Thursday, February 07, 2008

Citations That Annoy

I confess I am utterly baffled and annoyed by citations that lead me astray. This afternoon I received two works by interlibrary loan (one physical, one electronic), whose sole utility for me was that I wanted to see the originals that my sources had cited.
The electronic file, while I admit I was excited to get (I had not managed to get the book in Prague) was, first off, apparently scanned from a photocopy, or with some really peculiar setting on the scanner that rendered the print abnormally pale. But I can live with that. Secondly, either the photocopy or the original book had its page numbers chopped off, so there was no easy way of determining what page anything was. This is, I might point out, a weird but not uncommon problem with Czech books and periodicals; for reasons unknown to me, when they were bound for the library the bindery seemed to take sadistic glee in cutting off the margins so that the page numbers and perhaps some of the text is entirely missing. In this case, however, I was able to ascertain that the portion I wanted began (said the table of contents) on page 69. My source, however, claimed that the information was on pages 63-64, which was not possible. As I was not seeking a specific quotation but a whole range of ideas, and had many other things to do, I soon concluded that reading through a fair number of pages in very faint Czech in order to say that I personally had seen them was not worth my time, so I let the original citation stand in its incorrectness (not being, I feel sure, wholly incorrect but merely a few pages off). This pained me but once in awhile I do sacrifice my principles, at least on subsidiary points such as this happened to be. Someone else can follow my source and track down which page she really meant.

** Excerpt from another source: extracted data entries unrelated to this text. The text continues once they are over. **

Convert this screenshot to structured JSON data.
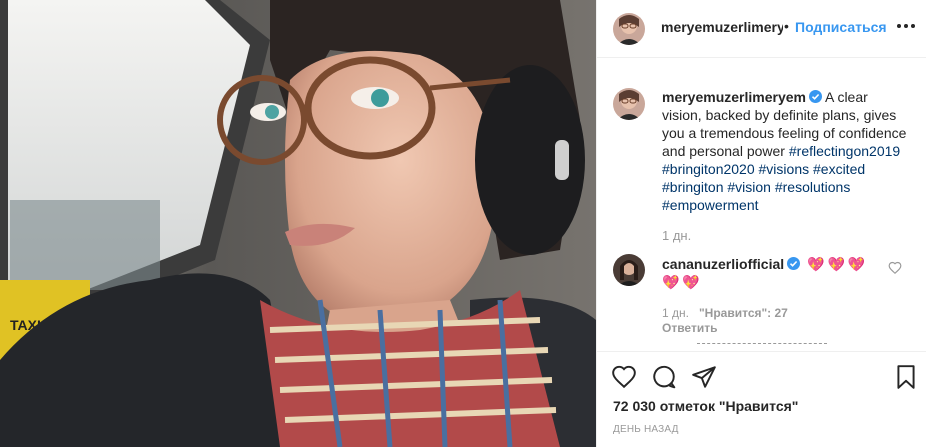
{
  "post": {
    "image_alt": "Woman wearing glasses, ear muffs and a plaid scarf sitting in a car"
  },
  "header": {
    "username": "meryemuzerlimeryem",
    "dot": "•",
    "follow_label": "Подписаться",
    "more_icon": "more-horizontal-icon"
  },
  "caption": {
    "username": "meryemuzerlimeryem",
    "text": "A clear vision, backed by definite plans, gives you a tremendous feeling of confidence and personal power",
    "hashtags": "#reflectingon2019 #bringiton2020 #visions #excited #bringiton #vision #resolutions #empowerment",
    "time": "1 дн."
  },
  "comment": {
    "username": "cananuzerliofficial",
    "hearts": "💖💖💖💖💖",
    "time": "1 дн.",
    "likes": "\"Нравится\": 27",
    "reply_label": "Ответить"
  },
  "actions": {
    "likes_count": "72 030 отметок \"Нравится\"",
    "post_time": "ДЕНЬ НАЗАД"
  },
  "colors": {
    "link_blue": "#3897f0",
    "hashtag": "#003569",
    "muted": "#999999",
    "verified": "#3897f0"
  }
}
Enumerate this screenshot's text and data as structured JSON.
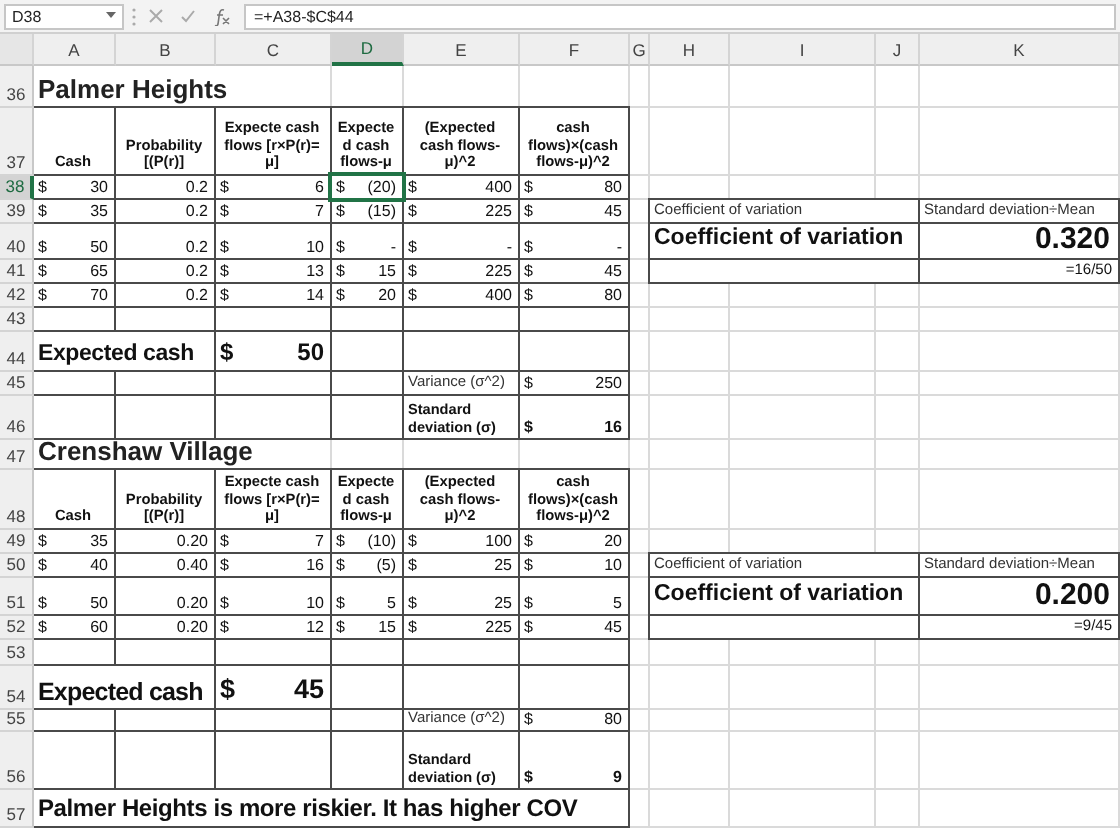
{
  "formula_bar": {
    "name_box": "D38",
    "formula": "=+A38-$C$44"
  },
  "columns": [
    {
      "label": "A",
      "selected": false
    },
    {
      "label": "B",
      "selected": false
    },
    {
      "label": "C",
      "selected": false
    },
    {
      "label": "D",
      "selected": true
    },
    {
      "label": "E",
      "selected": false
    },
    {
      "label": "F",
      "selected": false
    },
    {
      "label": "G",
      "selected": false
    },
    {
      "label": "H",
      "selected": false
    },
    {
      "label": "I",
      "selected": false
    },
    {
      "label": "J",
      "selected": false
    },
    {
      "label": "K",
      "selected": false
    }
  ],
  "rows": [
    {
      "number": "36",
      "selected": false
    },
    {
      "number": "37",
      "selected": false
    },
    {
      "number": "38",
      "selected": true
    },
    {
      "number": "39",
      "selected": false
    },
    {
      "number": "40",
      "selected": false
    },
    {
      "number": "41",
      "selected": false
    },
    {
      "number": "42",
      "selected": false
    },
    {
      "number": "43",
      "selected": false
    },
    {
      "number": "44",
      "selected": false
    },
    {
      "number": "45",
      "selected": false
    },
    {
      "number": "46",
      "selected": false
    },
    {
      "number": "47",
      "selected": false
    },
    {
      "number": "48",
      "selected": false
    },
    {
      "number": "49",
      "selected": false
    },
    {
      "number": "50",
      "selected": false
    },
    {
      "number": "51",
      "selected": false
    },
    {
      "number": "52",
      "selected": false
    },
    {
      "number": "53",
      "selected": false
    },
    {
      "number": "54",
      "selected": false
    },
    {
      "number": "55",
      "selected": false
    },
    {
      "number": "56",
      "selected": false
    },
    {
      "number": "57",
      "selected": false
    }
  ],
  "sections": [
    {
      "title": "Palmer Heights",
      "headers": [
        "Cash",
        "Probability [(P(r)]",
        "Expecte cash flows [r×P(r)= μ]",
        "Expecte d cash flows-μ",
        "(Expected cash flows-μ)^2",
        "cash flows)×(cash flows-μ)^2"
      ],
      "data": [
        [
          {
            "currency": "$",
            "amount": "30",
            "selected": false
          },
          {
            "amount": "0.2",
            "selected": false
          },
          {
            "currency": "$",
            "amount": "6",
            "selected": false
          },
          {
            "currency": "$",
            "amount": "(20)",
            "selected": true
          },
          {
            "currency": "$",
            "amount": "400",
            "selected": false
          },
          {
            "currency": "$",
            "amount": "80",
            "selected": false
          }
        ],
        [
          {
            "currency": "$",
            "amount": "35",
            "selected": false
          },
          {
            "amount": "0.2",
            "selected": false
          },
          {
            "currency": "$",
            "amount": "7",
            "selected": false
          },
          {
            "currency": "$",
            "amount": "(15)",
            "selected": false
          },
          {
            "currency": "$",
            "amount": "225",
            "selected": false
          },
          {
            "currency": "$",
            "amount": "45",
            "selected": false
          }
        ],
        [
          {
            "currency": "$",
            "amount": "50",
            "selected": false
          },
          {
            "amount": "0.2",
            "selected": false
          },
          {
            "currency": "$",
            "amount": "10",
            "selected": false
          },
          {
            "currency": "$",
            "amount": "-",
            "selected": false
          },
          {
            "currency": "$",
            "amount": "-",
            "selected": false
          },
          {
            "currency": "$",
            "amount": "-",
            "selected": false
          }
        ],
        [
          {
            "currency": "$",
            "amount": "65",
            "selected": false
          },
          {
            "amount": "0.2",
            "selected": false
          },
          {
            "currency": "$",
            "amount": "13",
            "selected": false
          },
          {
            "currency": "$",
            "amount": "15",
            "selected": false
          },
          {
            "currency": "$",
            "amount": "225",
            "selected": false
          },
          {
            "currency": "$",
            "amount": "45",
            "selected": false
          }
        ],
        [
          {
            "currency": "$",
            "amount": "70",
            "selected": false
          },
          {
            "amount": "0.2",
            "selected": false
          },
          {
            "currency": "$",
            "amount": "14",
            "selected": false
          },
          {
            "currency": "$",
            "amount": "20",
            "selected": false
          },
          {
            "currency": "$",
            "amount": "400",
            "selected": false
          },
          {
            "currency": "$",
            "amount": "80",
            "selected": false
          }
        ]
      ],
      "expected_cash": {
        "label": "Expected cash",
        "currency": "$",
        "amount": "50"
      },
      "variance": {
        "label": "Variance (σ^2)",
        "currency": "$",
        "amount": "250"
      },
      "std_dev": {
        "label": "Standard deviation (σ)",
        "currency": "$",
        "amount": "16"
      },
      "cov": {
        "label": "Coefficient of variation",
        "formula_label": "Standard deviation÷Mean",
        "title": "Coefficient of variation",
        "value": "0.320",
        "note": "=16/50"
      }
    },
    {
      "title": "Crenshaw Village",
      "headers": [
        "Cash",
        "Probability [(P(r)]",
        "Expecte cash flows [r×P(r)= μ]",
        "Expecte d cash flows-μ",
        "(Expected cash flows-μ)^2",
        "cash flows)×(cash flows-μ)^2"
      ],
      "data": [
        [
          {
            "currency": "$",
            "amount": "35",
            "selected": false
          },
          {
            "amount": "0.20",
            "selected": false
          },
          {
            "currency": "$",
            "amount": "7",
            "selected": false
          },
          {
            "currency": "$",
            "amount": "(10)",
            "selected": false
          },
          {
            "currency": "$",
            "amount": "100",
            "selected": false
          },
          {
            "currency": "$",
            "amount": "20",
            "selected": false
          }
        ],
        [
          {
            "currency": "$",
            "amount": "40",
            "selected": false
          },
          {
            "amount": "0.40",
            "selected": false
          },
          {
            "currency": "$",
            "amount": "16",
            "selected": false
          },
          {
            "currency": "$",
            "amount": "(5)",
            "selected": false
          },
          {
            "currency": "$",
            "amount": "25",
            "selected": false
          },
          {
            "currency": "$",
            "amount": "10",
            "selected": false
          }
        ],
        [
          {
            "currency": "$",
            "amount": "50",
            "selected": false
          },
          {
            "amount": "0.20",
            "selected": false
          },
          {
            "currency": "$",
            "amount": "10",
            "selected": false
          },
          {
            "currency": "$",
            "amount": "5",
            "selected": false
          },
          {
            "currency": "$",
            "amount": "25",
            "selected": false
          },
          {
            "currency": "$",
            "amount": "5",
            "selected": false
          }
        ],
        [
          {
            "currency": "$",
            "amount": "60",
            "selected": false
          },
          {
            "amount": "0.20",
            "selected": false
          },
          {
            "currency": "$",
            "amount": "12",
            "selected": false
          },
          {
            "currency": "$",
            "amount": "15",
            "selected": false
          },
          {
            "currency": "$",
            "amount": "225",
            "selected": false
          },
          {
            "currency": "$",
            "amount": "45",
            "selected": false
          }
        ]
      ],
      "expected_cash": {
        "label": "Expected cash",
        "currency": "$",
        "amount": "45"
      },
      "variance": {
        "label": "Variance (σ^2)",
        "currency": "$",
        "amount": "80"
      },
      "std_dev": {
        "label": "Standard deviation (σ)",
        "currency": "$",
        "amount": "9"
      },
      "cov": {
        "label": "Coefficient of variation",
        "formula_label": "Standard deviation÷Mean",
        "title": "Coefficient of variation",
        "value": "0.200",
        "note": "=9/45"
      }
    }
  ],
  "conclusion": "Palmer Heights is more riskier. It has higher COV"
}
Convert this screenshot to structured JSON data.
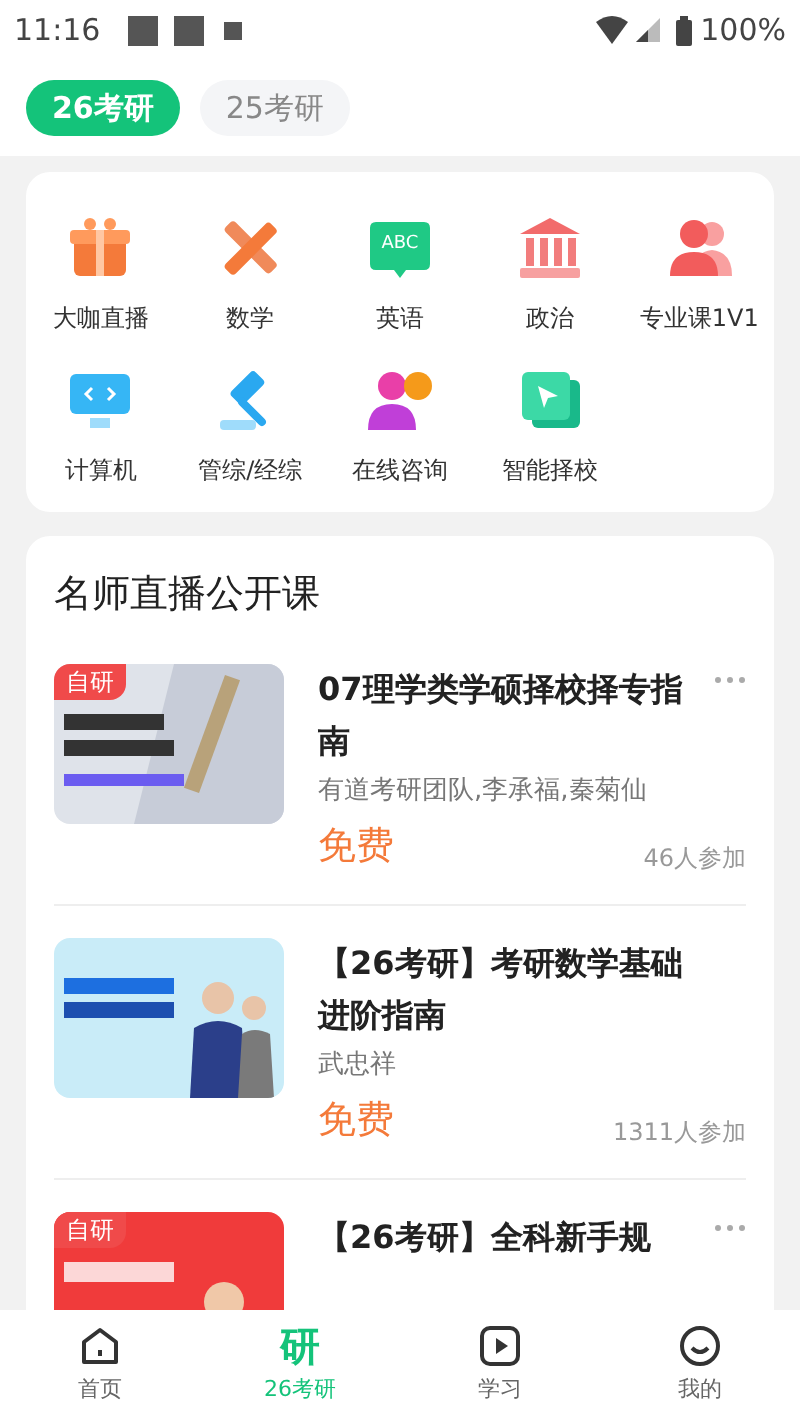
{
  "status_bar": {
    "time": "11:16",
    "battery": "100%"
  },
  "tabs": [
    {
      "label": "26考研",
      "selected": true
    },
    {
      "label": "25考研",
      "selected": false
    }
  ],
  "categories": [
    {
      "label": "大咖直播"
    },
    {
      "label": "数学"
    },
    {
      "label": "英语",
      "icon_text": "ABC"
    },
    {
      "label": "政治"
    },
    {
      "label": "专业课1V1"
    },
    {
      "label": "计算机"
    },
    {
      "label": "管综/经综"
    },
    {
      "label": "在线咨询"
    },
    {
      "label": "智能择校"
    }
  ],
  "section": {
    "title": "名师直播公开课"
  },
  "courses": [
    {
      "badge": "自研",
      "title": "07理学类学硕择校择专指南",
      "teachers": "有道考研团队,李承福,秦菊仙",
      "price": "免费",
      "count": "46人参加",
      "more": true
    },
    {
      "title": "【26考研】考研数学基础进阶指南",
      "teachers": "武忠祥",
      "price": "免费",
      "count": "1311人参加",
      "more": false
    },
    {
      "badge": "自研",
      "title": "【26考研】全科新手规",
      "more": true
    }
  ],
  "bottom_nav": [
    {
      "label": "首页",
      "selected": false,
      "kind": "icon"
    },
    {
      "label": "26考研",
      "selected": true,
      "kind": "glyph",
      "glyph": "研"
    },
    {
      "label": "学习",
      "selected": false,
      "kind": "icon"
    },
    {
      "label": "我的",
      "selected": false,
      "kind": "icon"
    }
  ]
}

I then turned to the other item. My source here (a different author) claimed that a quotation existed on page 257. I rapidly discovered that the book did not have that many pages. It did not even have 157. Nor was the quote to be found on page 57. In this case, as the book was very short and the print was very legible, not to mention in English, I started flipping through it page by page. I was about to conclude that my source was inventing the quotation out of thin air when I discovered it, in a slightly different form, on page 109. As it happens, there is text surrounding it that is even more germane to my purposes. This is why we look these things up.
Otherwise, life continues in its usual path. My advisor is now in possession of chapters 5, 6, and 7, and has suggested that I gather some hardy souls to give me a fake job interview so that any stupidities I might want to utter will be rooted out. I have also prevailed upon another member of the faculty (who has also agreed to pretend to be an especially dimwitted interviewer who will ask me questions of grotesque stupidity and nastiness) to go over my French translations. We amused ourselves with this at dinner last night and I am now confident that if any of my translations from French are clumsy in style, it is because they were that way in the original.
I do not, in fact, presently have any job interviews lined up, but everyone assures me that this is normal and means that the places to which I have applied have not finished going through the applications.